To be located in the Lelu Island in the District of Port Edward, near Prince Rupert, the Pacific Northwestern LNG project was originally planned by Progress with a total capacity of 7.4 million t/y of LNG with two LNG trains, with a third LNG train of 3.8 million t/y to be added in a second phase.

But with Petronas getting involved and the corresponding expansion plans upstream and midstream, the size of the LNG trains should be up sized to 6 million t/y per unit. 

After completing the feasibility study, Petronas and Progress are preparing the pre-front end engineering and design (pre-FEED) of the Pacific Northwestern LNG project for a final investment decision (FID) expected in mid-2014.

Pacific Northwestern LNG office and project team will be located in Vancouver, British Columbia.

Petronas and Progress estimate the Pacific Northwestern LNG project to $9 to $11 billion capital expenditure; they expecting the project to come on stream in 2018. 

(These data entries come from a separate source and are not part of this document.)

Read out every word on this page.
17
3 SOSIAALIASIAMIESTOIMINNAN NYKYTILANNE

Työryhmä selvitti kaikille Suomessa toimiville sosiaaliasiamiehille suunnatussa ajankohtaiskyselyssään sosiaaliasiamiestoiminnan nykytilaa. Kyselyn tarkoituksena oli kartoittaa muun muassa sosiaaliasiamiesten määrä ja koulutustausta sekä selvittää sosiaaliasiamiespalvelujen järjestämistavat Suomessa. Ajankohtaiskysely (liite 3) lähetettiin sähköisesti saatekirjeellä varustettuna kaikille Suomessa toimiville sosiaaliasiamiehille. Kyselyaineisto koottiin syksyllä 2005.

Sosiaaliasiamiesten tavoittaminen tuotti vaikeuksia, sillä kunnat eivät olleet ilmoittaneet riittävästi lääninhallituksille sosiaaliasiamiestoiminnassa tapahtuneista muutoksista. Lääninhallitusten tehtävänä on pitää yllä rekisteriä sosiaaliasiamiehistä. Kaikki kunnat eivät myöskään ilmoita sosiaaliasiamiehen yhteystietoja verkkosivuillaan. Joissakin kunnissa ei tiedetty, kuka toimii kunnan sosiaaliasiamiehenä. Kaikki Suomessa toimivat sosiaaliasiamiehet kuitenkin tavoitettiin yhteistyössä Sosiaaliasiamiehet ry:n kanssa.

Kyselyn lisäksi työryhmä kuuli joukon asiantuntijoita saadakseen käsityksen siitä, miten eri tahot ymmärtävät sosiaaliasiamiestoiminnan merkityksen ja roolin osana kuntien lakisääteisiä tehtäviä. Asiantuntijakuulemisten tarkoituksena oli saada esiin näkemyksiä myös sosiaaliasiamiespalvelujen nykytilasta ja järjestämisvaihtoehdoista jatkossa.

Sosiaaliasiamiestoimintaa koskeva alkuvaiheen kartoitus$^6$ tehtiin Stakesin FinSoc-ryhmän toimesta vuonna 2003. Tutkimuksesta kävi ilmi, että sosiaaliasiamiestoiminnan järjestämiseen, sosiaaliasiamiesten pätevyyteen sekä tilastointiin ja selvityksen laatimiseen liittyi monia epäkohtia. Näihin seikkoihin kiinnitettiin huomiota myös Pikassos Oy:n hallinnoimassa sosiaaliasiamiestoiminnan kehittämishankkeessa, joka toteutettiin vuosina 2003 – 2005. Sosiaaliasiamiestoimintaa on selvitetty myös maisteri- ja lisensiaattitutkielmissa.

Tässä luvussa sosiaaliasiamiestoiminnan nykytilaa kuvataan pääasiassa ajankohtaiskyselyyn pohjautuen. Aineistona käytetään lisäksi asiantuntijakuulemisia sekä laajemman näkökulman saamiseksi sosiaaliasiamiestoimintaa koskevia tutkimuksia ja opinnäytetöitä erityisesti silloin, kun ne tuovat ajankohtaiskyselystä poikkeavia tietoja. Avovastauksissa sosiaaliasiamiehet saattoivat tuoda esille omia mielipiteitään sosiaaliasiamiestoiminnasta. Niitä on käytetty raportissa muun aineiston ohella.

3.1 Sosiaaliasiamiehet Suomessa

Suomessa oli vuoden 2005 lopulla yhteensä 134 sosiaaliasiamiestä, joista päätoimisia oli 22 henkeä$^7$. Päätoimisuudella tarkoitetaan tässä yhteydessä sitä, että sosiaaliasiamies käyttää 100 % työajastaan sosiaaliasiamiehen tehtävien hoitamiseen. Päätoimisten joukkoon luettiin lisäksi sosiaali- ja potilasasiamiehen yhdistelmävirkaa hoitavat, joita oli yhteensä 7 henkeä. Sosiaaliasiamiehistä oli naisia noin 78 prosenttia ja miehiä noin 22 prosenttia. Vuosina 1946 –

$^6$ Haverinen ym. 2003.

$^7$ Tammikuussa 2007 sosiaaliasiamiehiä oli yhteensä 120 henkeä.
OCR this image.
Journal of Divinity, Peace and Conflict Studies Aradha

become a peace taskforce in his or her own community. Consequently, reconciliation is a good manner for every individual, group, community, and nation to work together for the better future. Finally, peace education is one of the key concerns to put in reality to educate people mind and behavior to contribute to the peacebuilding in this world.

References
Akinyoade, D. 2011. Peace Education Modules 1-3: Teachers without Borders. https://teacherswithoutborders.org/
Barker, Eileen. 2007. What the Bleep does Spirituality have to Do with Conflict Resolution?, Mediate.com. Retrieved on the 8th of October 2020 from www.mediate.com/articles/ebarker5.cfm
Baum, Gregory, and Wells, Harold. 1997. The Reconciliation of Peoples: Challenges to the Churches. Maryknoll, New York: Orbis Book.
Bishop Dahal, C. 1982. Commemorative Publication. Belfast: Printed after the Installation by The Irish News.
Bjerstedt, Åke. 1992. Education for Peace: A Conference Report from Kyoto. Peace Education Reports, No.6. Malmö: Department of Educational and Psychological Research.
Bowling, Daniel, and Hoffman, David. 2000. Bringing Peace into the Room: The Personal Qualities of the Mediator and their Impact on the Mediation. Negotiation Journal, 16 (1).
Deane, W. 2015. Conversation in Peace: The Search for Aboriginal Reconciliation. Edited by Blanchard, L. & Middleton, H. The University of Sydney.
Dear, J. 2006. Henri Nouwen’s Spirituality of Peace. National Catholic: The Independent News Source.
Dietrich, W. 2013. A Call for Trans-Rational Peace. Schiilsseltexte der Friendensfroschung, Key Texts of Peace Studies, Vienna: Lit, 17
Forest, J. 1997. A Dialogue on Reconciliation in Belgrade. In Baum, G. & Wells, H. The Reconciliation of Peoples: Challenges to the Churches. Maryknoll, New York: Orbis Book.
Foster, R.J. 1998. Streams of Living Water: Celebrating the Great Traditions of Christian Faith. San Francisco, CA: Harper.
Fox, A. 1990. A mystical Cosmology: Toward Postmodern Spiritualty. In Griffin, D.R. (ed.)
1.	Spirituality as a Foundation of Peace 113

Petronas – Progress to invest $6 billion in Prince Rupert gas transmission project 

In a first phase, Petronas and Progress are planning a transportation capacity of 2.0 billion cubic feet per day (bcf/d) natural gas.

In a second phase, the Prince Rupert gas pipeline should see its capacity expanded to 3.6 bcf/d.

Petronas and Progress have estimated the capital expenditure of the Prince Rupert gas transmission project to $5 billion.

In addition to this connection, Petronas and Progress are planning on the next three years to build a local network of pipelines to gather the natural gas production of the Western Canada Sedimentary Basin (WCSB) and collect it to the Nova Inventory Transfer (NIT) trading hub and the NGTL System.

This network of pipelines should increase the capital expenditure by $1 to $1.5 billion to the Prince Rupert gas pipeline project.

In respect with required approvals from British Columbia and Canada Governments, and with on going discussions with First Nations and stakeholders, Petronas and Progress expect TransCanada to have completed the Prince Rupper gas transmission pipeline project in 2018.

TransCanada secured this Prince Rupert Gas Transmission Pipeline project from Petronas and Progress to supply the Pacific Northwest LNG project after winning in June 2012 the Coastal Gas Link pipeline project to feed the Shell Canada LNG project in Kitimat.